Viele Menschen erzählen mir, dass der schwerste Schritt auf dem Weg zum Coaching oder zur Psychotherapie nicht die Entscheidung ist, Unterstützung zu suchen - sondern das Finden der richtigen Vertrauensperson.

Sie berichten von endlosen Internetrecherchen, einer Vielzahl an Methoden und Konzepten sowie Erstgesprächen, die sich einfach nicht stimmig anfühlen. Manche haben mehrere Anläufe hinter sich oder stellen enttäuscht fest, dass selbst die Empfehlung einer vertrauten Person letztlich doch nicht passt.

Dabei entscheiden oft drei grundlegendere Fragen darüber, ob eine Begleitung für dich hilfreich sein kann:

  1. Verfügt die Person über ein solides psychologisches Fachverständnis?
  2. Hat sie genügend Erfahrung, auch schwierige innere Prozesse sicher zu begleiten?
  3. Und lebt sie selbst die Integrität und Reife, die sie anderen vermitteln möchte?

Die folgenden zehn Aspekte helfen dir dabei, genau diese Fragen für dich einzuordnen.

 

Deine Beweggründe

Die passende therapeutische oder coachende Begleitung für dich zu finden, hängt unter anderem von deinen persönlichen Beweggründen ab.
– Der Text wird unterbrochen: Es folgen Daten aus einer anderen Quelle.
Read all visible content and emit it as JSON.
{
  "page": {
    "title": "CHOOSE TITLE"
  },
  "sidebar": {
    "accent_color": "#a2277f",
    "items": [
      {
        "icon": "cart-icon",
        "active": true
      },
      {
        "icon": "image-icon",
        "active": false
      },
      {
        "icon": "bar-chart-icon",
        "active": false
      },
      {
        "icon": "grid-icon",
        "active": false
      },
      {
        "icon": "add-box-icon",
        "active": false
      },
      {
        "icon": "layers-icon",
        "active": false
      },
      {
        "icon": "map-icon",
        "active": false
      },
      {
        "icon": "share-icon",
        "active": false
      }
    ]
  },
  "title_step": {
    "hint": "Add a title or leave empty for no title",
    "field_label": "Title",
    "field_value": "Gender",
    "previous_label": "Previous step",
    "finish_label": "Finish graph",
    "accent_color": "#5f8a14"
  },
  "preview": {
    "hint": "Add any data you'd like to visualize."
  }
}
Menschen kommen mit sehr unterschiedlichen Anliegen in einen therapeutischen und persönlichen Entwicklungsprozess. Das erfordert ganz unterschiedliche Ansätze in der Unterstützung. 
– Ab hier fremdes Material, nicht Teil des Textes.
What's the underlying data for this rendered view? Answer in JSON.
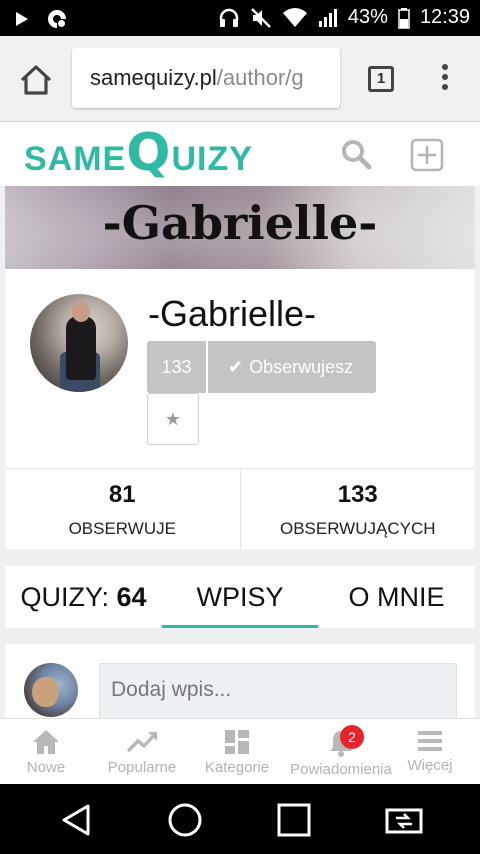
{
  "status_bar": {
    "battery_percent": "43%",
    "time": "12:39",
    "icons": [
      "play-icon",
      "sync-icon",
      "headphones-icon",
      "mute-icon",
      "wifi-icon",
      "signal-icon",
      "battery-icon"
    ]
  },
  "browser": {
    "url_domain": "samequizy.pl",
    "url_path": "/author/g",
    "tab_count": "1",
    "icons": [
      "home-icon",
      "tabs-icon",
      "more-vert-icon"
    ]
  },
  "site_header": {
    "logo_same": "SAME",
    "logo_q": "Q",
    "logo_rest": "UIZY",
    "icons": [
      "search-icon",
      "add-icon"
    ],
    "accent_color": "#2fbaa5"
  },
  "cover": {
    "title": "-Gabrielle-"
  },
  "profile": {
    "name": "-Gabrielle-",
    "follower_button_count": "133",
    "follow_button_label": "Obserwujesz",
    "stats": [
      {
        "value": "81",
        "label": "OBSERWUJE"
      },
      {
        "value": "133",
        "label": "OBSERWUJĄCYCH"
      }
    ]
  },
  "tabs": {
    "quizy_label": "QUIZY:",
    "quizy_count": "64",
    "posts_label": "WPISY",
    "about_label": "O MNIE",
    "active": "WPISY"
  },
  "post_box": {
    "placeholder": "Dodaj wpis..."
  },
  "app_nav": {
    "items": [
      {
        "label": "Nowe",
        "icon": "home-icon"
      },
      {
        "label": "Popularne",
        "icon": "trending-icon"
      },
      {
        "label": "Kategorie",
        "icon": "grid-icon"
      },
      {
        "label": "Powiadomienia",
        "icon": "bell-icon"
      },
      {
        "label": "Więcej",
        "icon": "menu-icon"
      }
    ],
    "notification_badge": "2",
    "badge_color": "#e8232a"
  },
  "system_nav": {
    "icons": [
      "back-icon",
      "home-circle-icon",
      "recents-icon",
      "screen-share-icon"
    ]
  }
}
Der folgende Überblick (A, B, C) kann dir beim Einordnen deines Anliegens helfen:

(A) Du fühlst dich emotional stark belastet oder instabil

Wenn dein Alltag von starken Symptomen geprägt ist – wie zum Beispiel durch

  • Angstzustände
  • depressive Verstimmung
  • starke Erschöpfung
  • traumatische Erinnerungen / Erfahrungen
  • belastende, lebenseinschränkende Muster 
  • Starke Konfliktthemen in Schuld, Scham, Wut, Ohnmacht, Trauer

...dann kann es sinnvoll sein, dich zunächst an eine psychotherapeutische Begleitung zu wenden. Psychotherapeut:innen und Heilpraktiker:innen für Psychotherapie verfügen über fundierte Erfahrung in der Begleitung psychischer Erkrankungen psychosomatischer Befunde. Sie können einschätzen, welche Form der Unterstützung in deiner Situation passend ist, und gegebenenfalls weitere Schritte empfehlen.

Es kann außerdem hilfreich sein, zunächst mit deinem Hausarzt zu sprechen, um körperliche Ursachen oder Begleiterkrankungen auszuschließen, die psychische Symptome verstärken können.

 

(B) Du steckst in einer Lebens- oder Entwicklungskrise

Manche Menschen sind psychisch stabil, erleben aber Phasen innerer Überforderung oder Orientierungslosigkeit. Das kann sehr belastend sein. Typische Situationen sind:

  • Sinnkrisen
  • berufliche Neuorientierung
  • Beziehungsthemen
  • persönliche Entwicklungsfragen
  • belastende Konfliktthemen (Schuld, Scham, Wut, Ohnmacht, Trauer)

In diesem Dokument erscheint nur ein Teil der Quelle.